After Friday, the new infections surged to 1,500 in a country which has not seen these kinds of numbers in two years.  The figures have rattled China and its zero-Covid strategies are dashed.

The grim news came two years to the day, the World Health Organization announced that we were in a Pandemic, caused by the then newly discovered, deadly, debilitating, highly contagious SARS-CoV-2 or Coronavirus; the virus we now call Covid-19.

In Shanghai, it is said that schools have been shut, so have restaurants, theatres and other public spots in the down town area.

While the Chinese government has advised that the provinces be selective in how to manage the contagion, Changchun is taking no chances and has locked down the city, which is home to 9 million people.
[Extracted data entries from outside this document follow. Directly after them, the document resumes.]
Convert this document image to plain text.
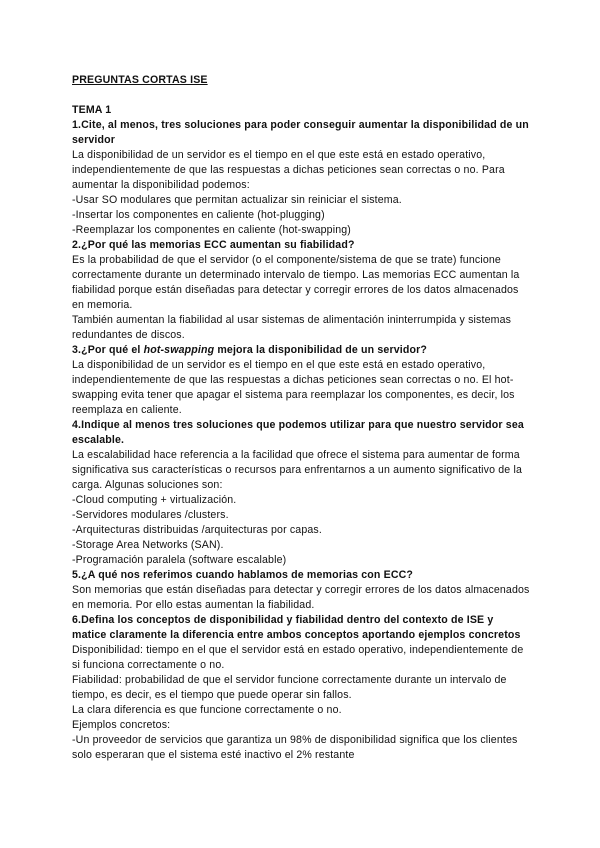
PREGUNTAS CORTAS ISE

TEMA 1

1.Cite, al menos, tres soluciones para poder conseguir aumentar la disponibilidad de un servidor

La disponibilidad de un servidor es el tiempo en el que este está en estado operativo, independientemente de que las respuestas a dichas peticiones sean correctas o no. Para aumentar la disponibilidad podemos:

-Usar SO modulares que permitan actualizar sin reiniciar el sistema.

-Insertar los componentes en caliente (hot-plugging)

-Reemplazar los componentes en caliente (hot-swapping)

2.¿Por qué las memorias ECC aumentan su fiabilidad?

Es la probabilidad de que el servidor (o el componente/sistema de que se trate) funcione correctamente durante un determinado intervalo de tiempo. Las memorias ECC aumentan la fiabilidad porque están diseñadas para detectar y corregir errores de los datos almacenados en memoria.

También aumentan la fiabilidad al usar sistemas de alimentación ininterrumpida y sistemas redundantes de discos.

3.¿Por qué el hot-swapping mejora la disponibilidad de un servidor?

La disponibilidad de un servidor es el tiempo en el que este está en estado operativo, independientemente de que las respuestas a dichas peticiones sean correctas o no. El hot-swapping evita tener que apagar el sistema para reemplazar los componentes, es decir, los reemplaza en caliente.

4.Indique al menos tres soluciones que podemos utilizar para que nuestro servidor sea escalable.

La escalabilidad hace referencia a la facilidad que ofrece el sistema para aumentar de forma significativa sus características o recursos para enfrentarnos a un aumento significativo de la carga. Algunas soluciones son:

-Cloud computing + virtualización.

-Servidores modulares /clusters.

-Arquitecturas distribuidas /arquitecturas por capas.

-Storage Area Networks (SAN).

-Programación paralela (software escalable)

5.¿A qué nos referimos cuando hablamos de memorias con ECC?

Son memorias que están diseñadas para detectar y corregir errores de los datos almacenados en memoria. Por ello estas aumentan la fiabilidad.

6.Defina los conceptos de disponibilidad y fiabilidad dentro del contexto de ISE y matice claramente la diferencia entre ambos conceptos aportando ejemplos concretos

Disponibilidad: tiempo en el que el servidor está en estado operativo, independientemente de si funciona correctamente o no.

Fiabilidad: probabilidad de que el servidor funcione correctamente durante un intervalo de tiempo, es decir, es el tiempo que puede operar sin fallos.

La clara diferencia es que funcione correctamente o no.

Ejemplos concretos:

-Un proveedor de servicios que garantiza un 98% de disponibilidad significa que los clientes solo esperaran que el sistema esté inactivo el 2% restante
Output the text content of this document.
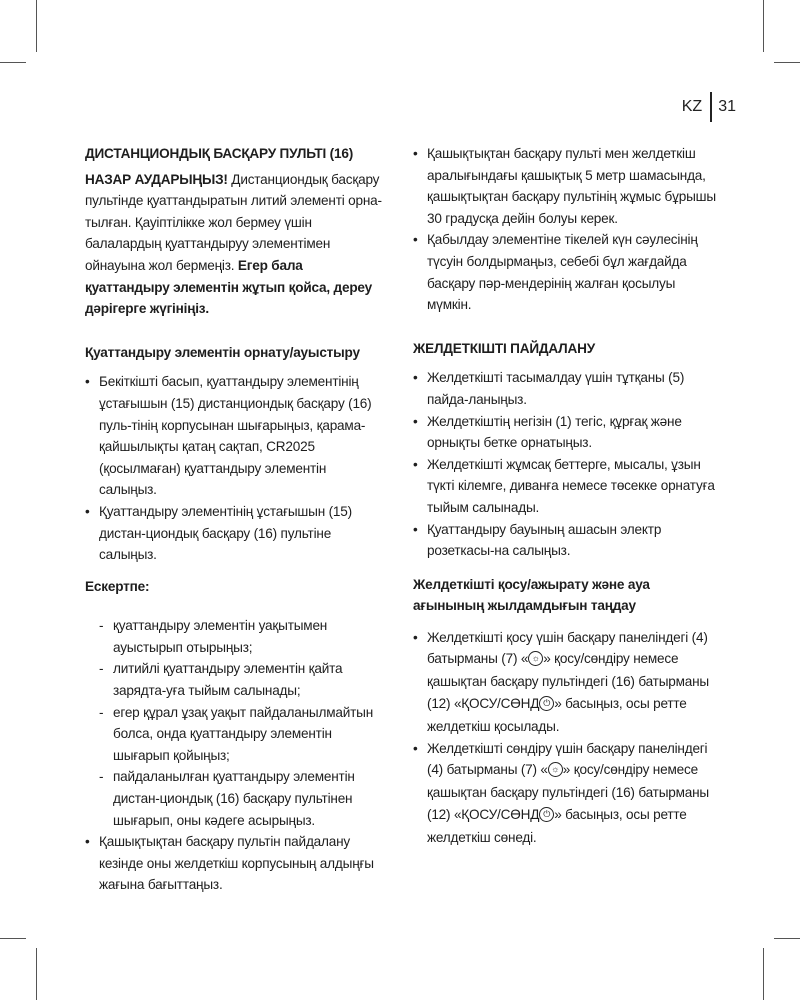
KZ 31

ДИСТАНЦИОНДЫҚ БАСҚАРУ ПУЛЬТІ (16)

НАЗАР АУДАРЫҢЫЗ! Дистанциондық басқару пультінде қуаттандыратын литий элементі орна-тылған. Қауіптілікке жол бермеу үшін балалардың қуаттандыруу элементімен ойнауына жол бермеңіз. Егер бала қуаттандыру элементін жұтып қойса, дереу дәрігерге жүгініңіз.

Қуаттандыру элементін орнату/ауыстыру

• Бекіткішті басып, қуаттандыру элементінің ұстағышын (15) дистанциондық басқару (16) пуль-тінің корпусынан шығарыңыз, қарама-қайшылықты қатаң сақтап, CR2025 (қосылмаған) қуаттандыру элементін салыңыз.
• Қуаттандыру элементінің ұстағышын (15) дистан-циондық басқару (16) пультіне салыңыз.

Ескертпе:

- қуаттандыру элементін уақытымен ауыстырып отырыңыз;
- литийлі қуаттандыру элементін қайта зарядта-уға тыйым салынады;
- егер құрал ұзақ уақыт пайдаланылмайтын болса, онда қуаттандыру элементін шығарып қойыңыз;
- пайдаланылған қуаттандыру элементін дистан-циондық (16) басқару пультінен шығарып, оны кәдеге асырыңыз.
• Қашықтықтан басқару пультін пайдалану кезінде оны желдеткіш корпусының алдыңғы жағына бағыттаңыз.
• Қашықтықтан басқару пульті мен желдеткіш аралығындағы қашықтық 5 метр шамасында, қашықтықтан басқару пультінің жұмыс бұрышы 30 градусқа дейін болуы керек.
• Қабылдау элементіне тікелей күн сәулесінің түсуін болдырмаңыз, себебі бұл жағдайда басқару пәр-мендерінің жалған қосылуы мүмкін.

ЖЕЛДЕТКІШТІ ПАЙДАЛАНУ

• Желдеткішті тасымалдау үшін тұтқаны (5) пайда-ланыңыз.
• Желдеткіштің негізін (1) тегіс, құрғақ және орнықты бетке орнатыңыз.
• Желдеткішті жұмсақ беттерге, мысалы, ұзын түкті кілемге, диванға немесе төсекке орнатуға тыйым салынады.
• Қуаттандыру бауының ашасын электр розеткасы-на салыңыз.

Желдеткішті қосу/ажырату және ауа ағынының жылдамдығын таңдау

• Желдеткішті қосу үшін басқару панеліндегі (4) батырманы (7) « ☼ » қосу/сөндіру немесе қашықтан басқару пультіндегі (16) батырманы (12) «ҚОСУ/СӨНД ⏻ » басыңыз, осы ретте желдеткіш қосылады.
• Желдеткішті сөндіру үшін басқару панеліндегі (4) батырманы (7) « ☼ » қосу/сөндіру немесе қашықтан басқару пультіндегі (16) батырманы (12) «ҚОСУ/СӨНД ⏻ » басыңыз, осы ретте желдеткіш сөнеді.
Media reports inform that most of those found with Covid-19 were non symptomatic.  The large majority, said Health Officials, are vaccinated and have contracted the Omicron strain of the virus.

Delta has also been detected in many of those cases.

What has triggered this extreme measure is the sharp, sudden spike from 60 cases two weeks ago, to just over 100 cases a week ago to now, 1,100 new infections in one day. There is a high testing rate, says the National Health Commission, these results are from 17 to 30 of China’s provinces.

China reports that 87 per cent of its people are vaccinated for COVID; 40 per cent are boosted.